Missionary Position

Missionary Position

Jonathon Delacour’s post about patriotism and Bean’s pointer to The End of the World (a charming little flash animation) coalesced for me in a strange way. I suppose, though I’ve been living in several different states, that I’d still label myself as a Californian. Though technically a part of the United States, California often seems like a separate country lacking the missionary zeal that fills the heartland. As the sixth largest economy in the world, perhaps that sense of being separate is warranted. However, it comes at a price.

Almost nothing in California is native. Its past is shallow; the town I grew up in was founded, like most of the state— after the Civil War. There are no memories of the divisiveness that founded the country, no sense that unity was something that people spilled blood to gain—just dreams and hopes wrapped around prosperity. The land was stolen and exploited, as were the people who flocked there in search of a better life. There is no sense of a “mission” beyond that of self-improvement. Somehow, electing an immigrant body-builder turned star to the position of governor seems poetic.
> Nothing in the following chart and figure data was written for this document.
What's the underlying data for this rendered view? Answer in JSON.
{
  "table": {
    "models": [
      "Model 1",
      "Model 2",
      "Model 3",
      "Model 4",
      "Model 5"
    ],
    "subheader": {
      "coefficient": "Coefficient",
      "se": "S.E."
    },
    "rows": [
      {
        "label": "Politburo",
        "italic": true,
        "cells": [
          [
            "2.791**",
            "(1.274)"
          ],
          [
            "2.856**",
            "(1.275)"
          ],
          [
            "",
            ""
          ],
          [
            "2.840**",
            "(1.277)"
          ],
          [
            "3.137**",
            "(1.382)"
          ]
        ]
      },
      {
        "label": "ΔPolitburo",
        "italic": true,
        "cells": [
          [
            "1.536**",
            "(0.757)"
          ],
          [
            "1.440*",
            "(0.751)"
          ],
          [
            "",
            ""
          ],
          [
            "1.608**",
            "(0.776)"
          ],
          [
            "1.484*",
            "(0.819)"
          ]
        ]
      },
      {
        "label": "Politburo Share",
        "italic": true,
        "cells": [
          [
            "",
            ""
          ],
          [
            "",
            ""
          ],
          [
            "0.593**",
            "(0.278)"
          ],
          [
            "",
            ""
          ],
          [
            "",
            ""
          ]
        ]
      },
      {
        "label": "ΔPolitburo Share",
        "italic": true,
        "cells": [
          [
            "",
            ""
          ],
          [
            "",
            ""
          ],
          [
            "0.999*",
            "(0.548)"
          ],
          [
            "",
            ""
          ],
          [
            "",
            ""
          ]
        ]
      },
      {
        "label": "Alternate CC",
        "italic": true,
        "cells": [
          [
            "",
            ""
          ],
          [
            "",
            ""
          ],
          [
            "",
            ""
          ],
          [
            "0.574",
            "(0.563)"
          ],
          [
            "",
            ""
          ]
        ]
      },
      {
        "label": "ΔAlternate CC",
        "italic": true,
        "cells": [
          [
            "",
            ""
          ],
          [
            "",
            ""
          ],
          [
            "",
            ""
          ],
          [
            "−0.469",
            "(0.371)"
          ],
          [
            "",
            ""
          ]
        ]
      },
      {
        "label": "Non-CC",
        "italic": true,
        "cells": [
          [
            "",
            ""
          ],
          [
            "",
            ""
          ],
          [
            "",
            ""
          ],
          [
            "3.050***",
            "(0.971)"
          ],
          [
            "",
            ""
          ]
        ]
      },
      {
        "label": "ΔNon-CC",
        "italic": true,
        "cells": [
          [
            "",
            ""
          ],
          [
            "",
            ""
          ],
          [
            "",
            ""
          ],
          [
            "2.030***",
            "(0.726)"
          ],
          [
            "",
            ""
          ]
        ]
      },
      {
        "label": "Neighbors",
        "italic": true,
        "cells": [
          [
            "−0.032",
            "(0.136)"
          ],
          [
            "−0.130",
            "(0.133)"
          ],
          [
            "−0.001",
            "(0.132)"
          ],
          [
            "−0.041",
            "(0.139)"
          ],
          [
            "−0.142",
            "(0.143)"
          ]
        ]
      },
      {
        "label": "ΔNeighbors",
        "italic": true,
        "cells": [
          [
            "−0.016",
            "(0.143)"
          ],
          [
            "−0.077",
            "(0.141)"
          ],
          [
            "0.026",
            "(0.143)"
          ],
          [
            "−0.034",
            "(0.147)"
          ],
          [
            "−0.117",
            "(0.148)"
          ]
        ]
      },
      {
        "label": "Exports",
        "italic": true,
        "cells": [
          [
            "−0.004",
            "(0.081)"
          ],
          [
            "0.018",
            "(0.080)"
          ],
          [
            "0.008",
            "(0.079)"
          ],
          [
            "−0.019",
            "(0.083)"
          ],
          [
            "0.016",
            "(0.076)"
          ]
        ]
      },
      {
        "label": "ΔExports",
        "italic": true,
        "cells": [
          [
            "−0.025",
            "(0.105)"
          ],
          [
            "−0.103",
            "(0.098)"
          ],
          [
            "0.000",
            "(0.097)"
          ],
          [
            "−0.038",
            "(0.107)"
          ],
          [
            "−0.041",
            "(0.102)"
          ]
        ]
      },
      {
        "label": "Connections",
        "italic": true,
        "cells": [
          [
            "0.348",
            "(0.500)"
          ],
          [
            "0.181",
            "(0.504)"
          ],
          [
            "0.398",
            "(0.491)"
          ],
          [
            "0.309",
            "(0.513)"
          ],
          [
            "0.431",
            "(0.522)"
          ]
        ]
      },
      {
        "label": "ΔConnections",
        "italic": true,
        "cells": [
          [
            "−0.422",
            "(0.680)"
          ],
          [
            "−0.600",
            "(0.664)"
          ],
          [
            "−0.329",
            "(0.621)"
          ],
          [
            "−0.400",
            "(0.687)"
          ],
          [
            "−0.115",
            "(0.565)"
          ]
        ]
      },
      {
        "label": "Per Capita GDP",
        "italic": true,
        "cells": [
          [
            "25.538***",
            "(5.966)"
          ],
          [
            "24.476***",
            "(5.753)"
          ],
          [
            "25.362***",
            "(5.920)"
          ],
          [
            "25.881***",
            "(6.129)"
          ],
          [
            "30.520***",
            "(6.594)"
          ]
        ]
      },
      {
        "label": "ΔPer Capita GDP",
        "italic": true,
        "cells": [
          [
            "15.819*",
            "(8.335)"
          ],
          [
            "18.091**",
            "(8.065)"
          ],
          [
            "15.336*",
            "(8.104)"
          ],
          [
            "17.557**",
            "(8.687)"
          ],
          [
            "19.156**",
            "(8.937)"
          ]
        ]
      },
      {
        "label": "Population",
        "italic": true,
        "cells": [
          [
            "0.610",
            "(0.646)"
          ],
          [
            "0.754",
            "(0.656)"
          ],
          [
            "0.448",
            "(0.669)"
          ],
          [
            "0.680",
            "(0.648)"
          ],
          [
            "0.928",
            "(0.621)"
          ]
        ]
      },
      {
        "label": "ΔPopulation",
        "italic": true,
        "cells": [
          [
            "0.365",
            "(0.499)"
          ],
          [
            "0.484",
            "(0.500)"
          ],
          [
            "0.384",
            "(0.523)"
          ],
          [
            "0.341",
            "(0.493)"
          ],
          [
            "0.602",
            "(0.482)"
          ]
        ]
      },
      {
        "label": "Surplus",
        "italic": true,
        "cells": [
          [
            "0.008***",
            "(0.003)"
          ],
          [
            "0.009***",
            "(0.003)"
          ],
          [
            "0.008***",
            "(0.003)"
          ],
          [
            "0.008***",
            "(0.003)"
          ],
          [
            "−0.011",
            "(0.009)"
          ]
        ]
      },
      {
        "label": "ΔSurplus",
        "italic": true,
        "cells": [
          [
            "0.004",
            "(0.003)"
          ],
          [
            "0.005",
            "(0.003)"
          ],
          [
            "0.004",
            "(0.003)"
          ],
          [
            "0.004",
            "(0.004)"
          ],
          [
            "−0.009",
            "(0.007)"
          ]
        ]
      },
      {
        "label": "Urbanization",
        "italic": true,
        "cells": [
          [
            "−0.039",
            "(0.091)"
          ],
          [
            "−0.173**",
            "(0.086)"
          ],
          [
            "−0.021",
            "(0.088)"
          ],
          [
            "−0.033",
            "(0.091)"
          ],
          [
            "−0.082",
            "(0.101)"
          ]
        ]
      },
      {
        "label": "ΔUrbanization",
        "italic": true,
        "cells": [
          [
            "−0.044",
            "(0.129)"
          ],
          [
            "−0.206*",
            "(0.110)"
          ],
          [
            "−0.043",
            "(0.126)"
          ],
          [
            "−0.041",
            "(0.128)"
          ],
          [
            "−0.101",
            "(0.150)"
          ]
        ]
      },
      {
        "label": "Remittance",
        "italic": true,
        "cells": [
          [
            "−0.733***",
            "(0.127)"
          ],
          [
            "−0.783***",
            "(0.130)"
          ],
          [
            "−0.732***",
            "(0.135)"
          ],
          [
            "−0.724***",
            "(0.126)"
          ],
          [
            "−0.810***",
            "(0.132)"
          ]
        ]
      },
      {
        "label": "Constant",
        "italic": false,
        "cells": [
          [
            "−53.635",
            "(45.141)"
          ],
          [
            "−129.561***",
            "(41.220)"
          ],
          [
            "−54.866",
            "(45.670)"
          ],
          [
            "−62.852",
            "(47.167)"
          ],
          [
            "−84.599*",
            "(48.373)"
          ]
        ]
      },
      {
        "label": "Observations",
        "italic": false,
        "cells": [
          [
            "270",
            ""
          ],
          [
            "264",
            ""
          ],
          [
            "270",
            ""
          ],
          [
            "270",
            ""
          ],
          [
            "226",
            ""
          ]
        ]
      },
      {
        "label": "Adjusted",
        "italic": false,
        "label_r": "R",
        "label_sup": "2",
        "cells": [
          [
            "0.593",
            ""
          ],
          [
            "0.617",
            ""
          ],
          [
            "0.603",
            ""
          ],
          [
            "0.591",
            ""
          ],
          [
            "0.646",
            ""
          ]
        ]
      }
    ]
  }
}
Few flags are waved proudly in California. One is more likely to see the Mexican flag, or a flag from another country (at least when I was last there, nearly a decade ago) than one is to see the state flag of the golden bear. While I suspect that the stars and stripes flag of the US is probably more prominent since 9/11, it wasn’t (when I was there) much of a flag-waving state. Corporate logos probably have a higher “recognition factor” than flags, at least in California.

The situation in Arkansas is different. The state was deeply divided during the Civil War. The state flag displays its connection with the south by mirroring the stars and bars flag of the confederacy. It can be seen in nearly every business, on many homes, and it is virtually impossible to pass through the state without seeing its colors, which remind me of the cape used to inflame bulls before a fight. I was unfamiliar with this sort of fierce regionalism, which contrasts deeply with the relatively mild narcissism and ahistoricism prevalent in California. Arkansas is often called “the buckle of the Bible belt” with good reason. I wouldn’t really call it “patriotism”— it is more akin to missionary zeal, at least in its darker forms.

However, such fierce dedication to nationalism or regionalism is not exclusively negative. With it comes an admirable dedication to tradition—to the remembrance of cultural values that have served, and continue to bind a country born filled with irreconcilable differences. In California, I never understood what being “American” was really all about. In the South and Midwest, it just sort of slaps you in the face. It isn’t really as much about the sort of “militarism” that Jonathon talks about (which seems a logical conclusion based on a reading of the media), but rather about ties of a different sort. Driving across the Midwest this summer, I think the most popular names for towns give a better clue.

Every state is filled with names stolen from other places—there is a Paris, Texas as well as Paris, Stuttgart, and London, Arkansas. People bring bits of their previous homes along with them, at least in name. But as near as I can figure, the most popular recurrent names for towns in America seem to be Independence and Hope. There are at least ten Independences, and ten Hopes (even more if you count variants like “Hopeville”). In the nineteenth century, the Midwest was filled with utopian communities that sprung up to declare their separatism from nationalistic values. The Midwest once rallied around those values—rather than the militarism that seems to fill our current media. It has been a tremendous coup by the conservatives in this country to make missionary hope equivalent to flag-waving nationalism in the twentieth century.

In the twentieth century, there seems to be no place left to plant a new flag and declare hope for independence. America, however, remains rigidly locked in its missionary position—forgetting that ideas provide a more lasting force than guns. The problem with old flags is that (appropriating Pound’s remarks about metaphor), they have lost their currency. The delicate etched faces that formed them have worn away leaving burnished gun barrels. Hope and independence are not found by staring down the barrel of a gun.

I think a lot about the power of tradition these days—is it possible to keep what is good about it without bathing in the blood it costs? Is it possible to maintain the self-reflexive identity it forms without pointlessly trading in dead metaphors? National identities are subject to constant reinvention; it seems imperative to keep those identities living and formative rather than dead and rote. I’m not convinced that nationalism or regionalism are entirely bad things—only the rote recital of ideas that are long past their sell-by date.